Bror Julius Olsson Nordfeldt was a modernist painter, etcher, block printer, and engraver. Born in Tulstorg, Sweden in 1878, he immigrated to the United States in 1891. In 1899, he enrolled in The Art Institute of Chicago, where he studied printmaking and painting. Between 1916 and 1920, he worked in Provincetown, Massachusetts, where he invented the “Provincetown Print,” a method for printing more than one color with a single impression. Nordfeldt also spent time in Santa Fe, New Mexico, where he focused on painting portraits as well as still lifes and landscapes. He is known for his abstract paintings, which are characterized by direct, energetic brushwork and reminiscent of the style of Paul Cézanne.
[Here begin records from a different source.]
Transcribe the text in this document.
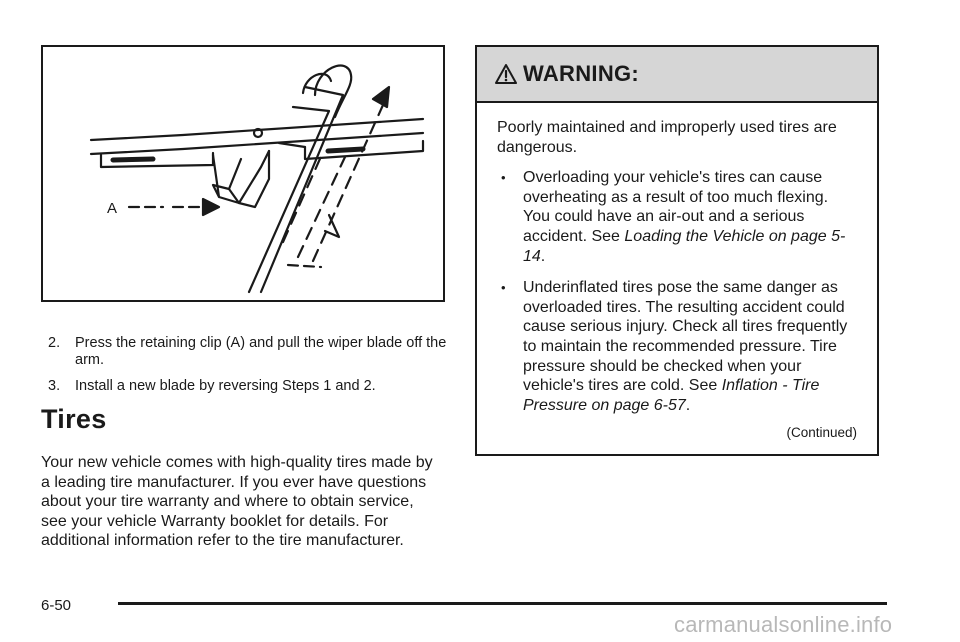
A
2. Press the retaining clip (A) and pull the wiper blade off the arm.
3. Install a new blade by reversing Steps 1 and 2.
Tires

Your new vehicle comes with high-quality tires made by a leading tire manufacturer. If you ever have questions about your tire warranty and where to obtain service, see your vehicle Warranty booklet for details. For additional information refer to the tire manufacturer.

WARNING:

Poorly maintained and improperly used tires are dangerous.

• Overloading your vehicle's tires can cause overheating as a result of too much flexing. You could have an air-out and a serious accident. See Loading the Vehicle on page 5-14.
• Underinflated tires pose the same danger as overloaded tires. The resulting accident could cause serious injury. Check all tires frequently to maintain the recommended pressure. Tire pressure should be checked when your vehicle's tires are cold. See Inflation - Tire Pressure on page 6-57.
(Continued)
6-50
carmanualsonline.info
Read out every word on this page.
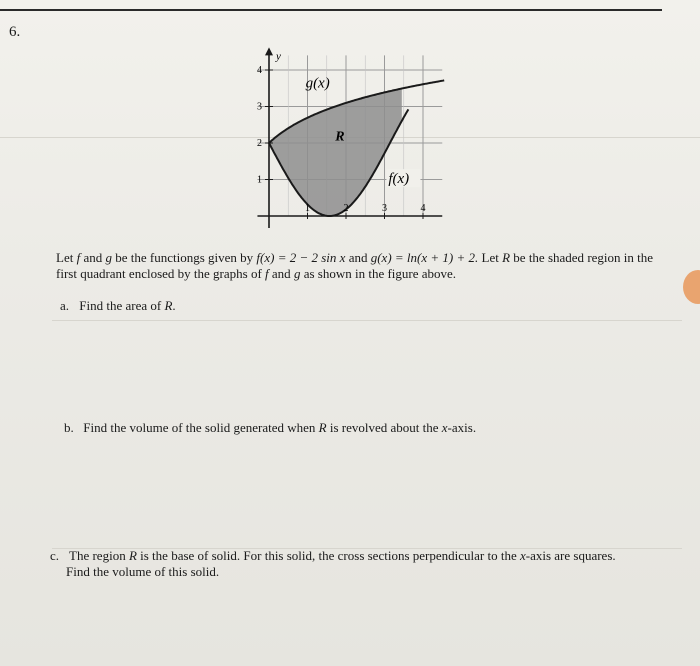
1	2	3	4
1
2
3
4
y
g(x)
R
f(x)
6.
Let f and g be the functiongs given by f(x) = 2 − 2 sin x and g(x) = ln(x + 1) + 2. Let R be the shaded region in the first quadrant enclosed by the graphs of f and g as shown in the figure above.
a. Find the area of R.
b. Find the volume of the solid generated when R is revolved about the x-axis.
c. The region R is the base of solid. For this solid, the cross sections perpendicular to the x-axis are squares.
Find the volume of this solid.
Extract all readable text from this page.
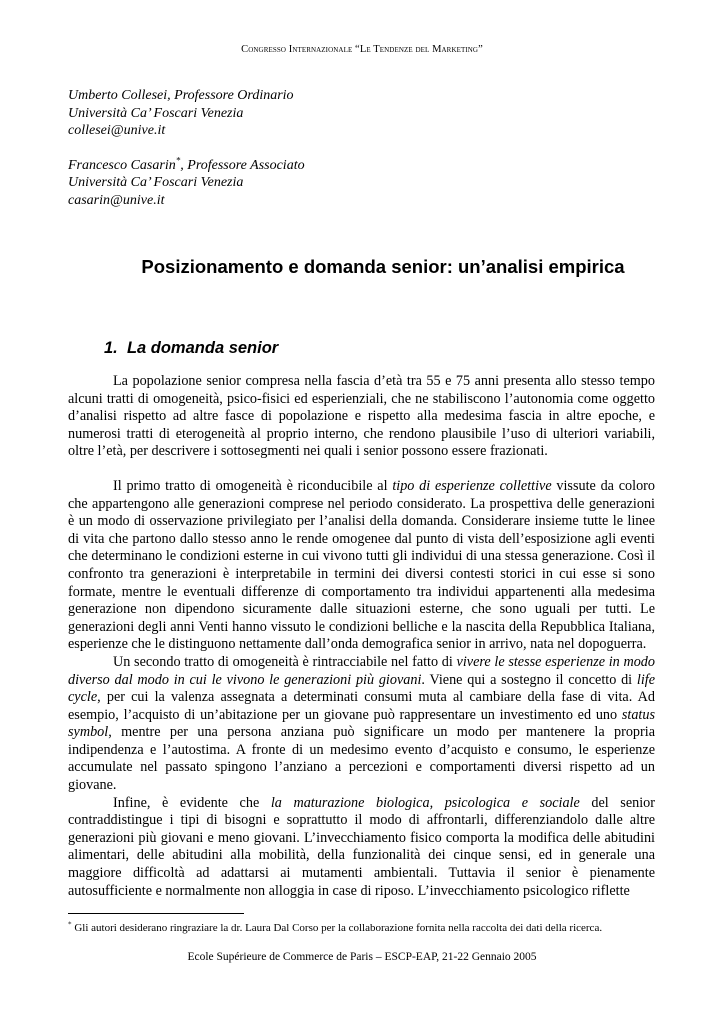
Congresso Internazionale “Le Tendenze del Marketing”
Umberto Collesei, Professore Ordinario
Università Ca’ Foscari Venezia
collesei@unive.it
Francesco Casarin*, Professore Associato
Università Ca’ Foscari Venezia
casarin@unive.it
Posizionamento e domanda senior: un’analisi empirica
1. La domanda senior

La popolazione senior compresa nella fascia d’età tra 55 e 75 anni presenta allo stesso tempo alcuni tratti di omogeneità, psico-fisici ed esperienziali, che ne stabiliscono l’autonomia come oggetto d’analisi rispetto ad altre fasce di popolazione e rispetto alla medesima fascia in altre epoche, e numerosi tratti di eterogeneità al proprio interno, che rendono plausibile l’uso di ulteriori variabili, oltre l’età, per descrivere i sottosegmenti nei quali i senior possono essere frazionati.

Il primo tratto di omogeneità è riconducibile al tipo di esperienze collettive vissute da coloro che appartengono alle generazioni comprese nel periodo considerato. La prospettiva delle generazioni è un modo di osservazione privilegiato per l’analisi della domanda. Considerare insieme tutte le linee di vita che partono dallo stesso anno le rende omogenee dal punto di vista dell’esposizione agli eventi che determinano le condizioni esterne in cui vivono tutti gli individui di una stessa generazione. Così il confronto tra generazioni è interpretabile in termini dei diversi contesti storici in cui esse si sono formate, mentre le eventuali differenze di comportamento tra individui appartenenti alla medesima generazione non dipendono sicuramente dalle situazioni esterne, che sono uguali per tutti. Le generazioni degli anni Venti hanno vissuto le condizioni belliche e la nascita della Repubblica Italiana, esperienze che le distinguono nettamente dall’onda demografica senior in arrivo, nata nel dopoguerra.

Un secondo tratto di omogeneità è rintracciabile nel fatto di vivere le stesse esperienze in modo diverso dal modo in cui le vivono le generazioni più giovani. Viene qui a sostegno il concetto di life cycle, per cui la valenza assegnata a determinati consumi muta al cambiare della fase di vita. Ad esempio, l’acquisto di un’abitazione per un giovane può rappresentare un investimento ed uno status symbol, mentre per una persona anziana può significare un modo per mantenere la propria indipendenza e l’autostima. A fronte di un medesimo evento d’acquisto e consumo, le esperienze accumulate nel passato spingono l’anziano a percezioni e comportamenti diversi rispetto ad un giovane.

Infine, è evidente che la maturazione biologica, psicologica e sociale del senior contraddistingue i tipi di bisogni e soprattutto il modo di affrontarli, differenziandolo dalle altre generazioni più giovani e meno giovani. L’invecchiamento fisico comporta la modifica delle abitudini alimentari, delle abitudini alla mobilità, della funzionalità dei cinque sensi, ed in generale una maggiore difficoltà ad adattarsi ai mutamenti ambientali. Tuttavia il senior è pienamente autosufficiente e normalmente non alloggia in case di riposo. L’invecchiamento psicologico riflette

* Gli autori desiderano ringraziare la dr. Laura Dal Corso per la collaborazione fornita nella raccolta dei dati della ricerca.
Ecole Supérieure de Commerce de Paris – ESCP-EAP, 21-22 Gennaio 2005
Nordfeldt participated in such notable exhibitions as the Panama-Pacific International Exposition in San Francisco in 1915, where he was awarded a medal, as well as The Art Institute of Chicago in 1926 and the Pennsylvania Academy of the Fine Arts in 1930. His work may be found in the collections of The Metropolitan Museum of Art in New York, New York, the Smithsonian American Art Museum in Washington, D.C., the New Mexico Museum of Art in Santa Fe, and the Philadelphia Museum of Art in Pennsylvania.